NIST 800-53 REV 5 • SYSTEM AND SERVICES ACQUISITION
SA-11(1) — Static Code Analysis
Require the developer of the system, system component, or system service to employ static code analysis tools to identify common flaws and document the results of the analysis.
CMMC Practice Mapping
No direct CMMC mapping
NIST 800-171 Mapping
No direct NIST 800-171 mapping
Related Controls
No related controls listed
Supplemental Guidance
Static code analysis provides a technology and methodology for security reviews and includes checking for weaknesses in the code as well as for the incorporation of libraries or other included code with known vulnerabilities or that are out-of-date and not supported. Static code analysis can be used to identify vulnerabilities and enforce secure coding practices. It is most effective when used early in the development process, when each code change can automatically be scanned for potential weaknesses. Static code analysis can provide clear remediation guidance and identify defects for developers to fix. Evidence of the correct implementation of static analysis can include aggregate defect density for critical defect types, evidence that defects were inspected by developers or security professionals, and evidence that defects were remediated. A high density of ignored findings, commonly referred to as false positives, indicates a potential problem with the analysis process or the analysis tool. In such cases, organizations weigh the validity of the evidence against evidence from other sources.
Practitioner Notes
Static code analysis examines source code for security vulnerabilities without executing the program. It catches many common coding errors like SQL injection, cross-site scripting, and buffer overflows before the code ever runs.

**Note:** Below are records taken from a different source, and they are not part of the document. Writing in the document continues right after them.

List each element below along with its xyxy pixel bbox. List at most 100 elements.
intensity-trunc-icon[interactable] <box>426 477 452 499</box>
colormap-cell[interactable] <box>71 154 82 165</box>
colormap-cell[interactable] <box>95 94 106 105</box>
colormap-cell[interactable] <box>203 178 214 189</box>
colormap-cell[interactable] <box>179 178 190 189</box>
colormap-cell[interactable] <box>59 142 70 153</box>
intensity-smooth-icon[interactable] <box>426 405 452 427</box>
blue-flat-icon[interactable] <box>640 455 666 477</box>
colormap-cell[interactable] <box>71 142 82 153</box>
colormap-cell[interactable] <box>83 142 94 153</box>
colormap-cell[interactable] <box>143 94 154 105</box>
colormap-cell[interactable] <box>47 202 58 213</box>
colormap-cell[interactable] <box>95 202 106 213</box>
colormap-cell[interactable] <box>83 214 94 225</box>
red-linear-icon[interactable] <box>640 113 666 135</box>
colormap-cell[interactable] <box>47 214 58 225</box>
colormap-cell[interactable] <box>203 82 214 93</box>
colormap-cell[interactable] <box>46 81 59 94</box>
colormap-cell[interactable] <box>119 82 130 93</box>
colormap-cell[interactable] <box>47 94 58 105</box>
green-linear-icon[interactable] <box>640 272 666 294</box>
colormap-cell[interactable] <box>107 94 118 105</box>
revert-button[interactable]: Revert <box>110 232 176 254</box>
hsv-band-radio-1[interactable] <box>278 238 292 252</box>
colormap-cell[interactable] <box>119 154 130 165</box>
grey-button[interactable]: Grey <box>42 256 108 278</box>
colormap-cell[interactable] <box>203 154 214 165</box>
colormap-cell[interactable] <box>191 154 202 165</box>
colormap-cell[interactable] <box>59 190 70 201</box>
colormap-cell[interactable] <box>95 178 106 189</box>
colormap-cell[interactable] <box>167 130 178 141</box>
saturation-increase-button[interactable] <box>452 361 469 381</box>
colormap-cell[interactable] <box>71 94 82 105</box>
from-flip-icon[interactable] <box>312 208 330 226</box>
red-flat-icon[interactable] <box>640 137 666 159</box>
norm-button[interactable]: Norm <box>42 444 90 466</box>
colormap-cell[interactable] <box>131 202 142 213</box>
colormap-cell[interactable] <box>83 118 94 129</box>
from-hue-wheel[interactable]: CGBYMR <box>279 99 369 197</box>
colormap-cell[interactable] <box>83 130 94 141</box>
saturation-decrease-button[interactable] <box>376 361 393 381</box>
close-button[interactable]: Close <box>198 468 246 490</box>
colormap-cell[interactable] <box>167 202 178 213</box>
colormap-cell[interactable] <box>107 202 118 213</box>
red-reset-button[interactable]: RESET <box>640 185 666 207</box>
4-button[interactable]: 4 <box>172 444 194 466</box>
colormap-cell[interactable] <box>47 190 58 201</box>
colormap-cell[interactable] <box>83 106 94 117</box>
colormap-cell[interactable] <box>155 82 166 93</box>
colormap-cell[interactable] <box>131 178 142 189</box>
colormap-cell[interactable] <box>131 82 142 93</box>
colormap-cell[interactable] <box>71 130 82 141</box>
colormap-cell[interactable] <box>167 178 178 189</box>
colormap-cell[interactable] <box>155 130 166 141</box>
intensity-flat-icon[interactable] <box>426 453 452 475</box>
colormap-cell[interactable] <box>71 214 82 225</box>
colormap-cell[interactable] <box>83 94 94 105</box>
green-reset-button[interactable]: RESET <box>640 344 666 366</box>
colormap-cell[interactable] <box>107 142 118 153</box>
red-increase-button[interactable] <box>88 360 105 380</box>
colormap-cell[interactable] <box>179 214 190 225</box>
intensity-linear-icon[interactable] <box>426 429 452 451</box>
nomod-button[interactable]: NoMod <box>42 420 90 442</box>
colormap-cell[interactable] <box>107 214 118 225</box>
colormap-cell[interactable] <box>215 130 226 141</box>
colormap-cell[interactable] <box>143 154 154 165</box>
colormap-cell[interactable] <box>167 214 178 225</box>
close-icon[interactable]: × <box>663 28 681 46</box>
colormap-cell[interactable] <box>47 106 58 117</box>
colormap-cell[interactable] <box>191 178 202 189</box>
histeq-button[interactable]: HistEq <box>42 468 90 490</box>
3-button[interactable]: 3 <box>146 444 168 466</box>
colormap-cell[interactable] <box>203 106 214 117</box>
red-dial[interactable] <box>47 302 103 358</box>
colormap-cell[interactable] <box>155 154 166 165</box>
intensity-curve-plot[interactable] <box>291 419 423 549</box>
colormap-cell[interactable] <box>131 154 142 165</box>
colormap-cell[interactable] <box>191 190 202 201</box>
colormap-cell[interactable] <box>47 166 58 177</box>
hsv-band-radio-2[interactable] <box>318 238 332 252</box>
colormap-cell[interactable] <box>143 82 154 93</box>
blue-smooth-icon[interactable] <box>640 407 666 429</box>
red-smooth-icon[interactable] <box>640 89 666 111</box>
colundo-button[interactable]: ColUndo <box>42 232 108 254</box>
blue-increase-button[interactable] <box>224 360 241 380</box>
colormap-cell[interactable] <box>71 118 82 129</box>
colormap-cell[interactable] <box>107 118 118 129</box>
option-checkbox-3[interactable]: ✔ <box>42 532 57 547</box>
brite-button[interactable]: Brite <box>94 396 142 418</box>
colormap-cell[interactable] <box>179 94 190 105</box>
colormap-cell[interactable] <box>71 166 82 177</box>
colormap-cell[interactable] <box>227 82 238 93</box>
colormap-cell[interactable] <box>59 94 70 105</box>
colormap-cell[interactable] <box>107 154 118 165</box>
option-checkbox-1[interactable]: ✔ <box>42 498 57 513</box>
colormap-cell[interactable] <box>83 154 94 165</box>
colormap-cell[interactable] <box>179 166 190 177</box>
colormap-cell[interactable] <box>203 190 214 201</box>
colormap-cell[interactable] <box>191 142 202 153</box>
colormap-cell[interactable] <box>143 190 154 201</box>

Example 1: Configure a static analysis tool (SonarQube, Semgrep, Checkmarx) to scan code automatically on every pull request. Set quality gates that block merging if critical or high-severity findings are detected. Review and resolve findings before the code moves forward.
Example 2: In GitHub, enable Advanced Security with CodeQL analysis. CodeQL scans your codebase for vulnerability patterns and creates security alerts directly in the pull request. Configure it to scan on every push and pull request to the main branch.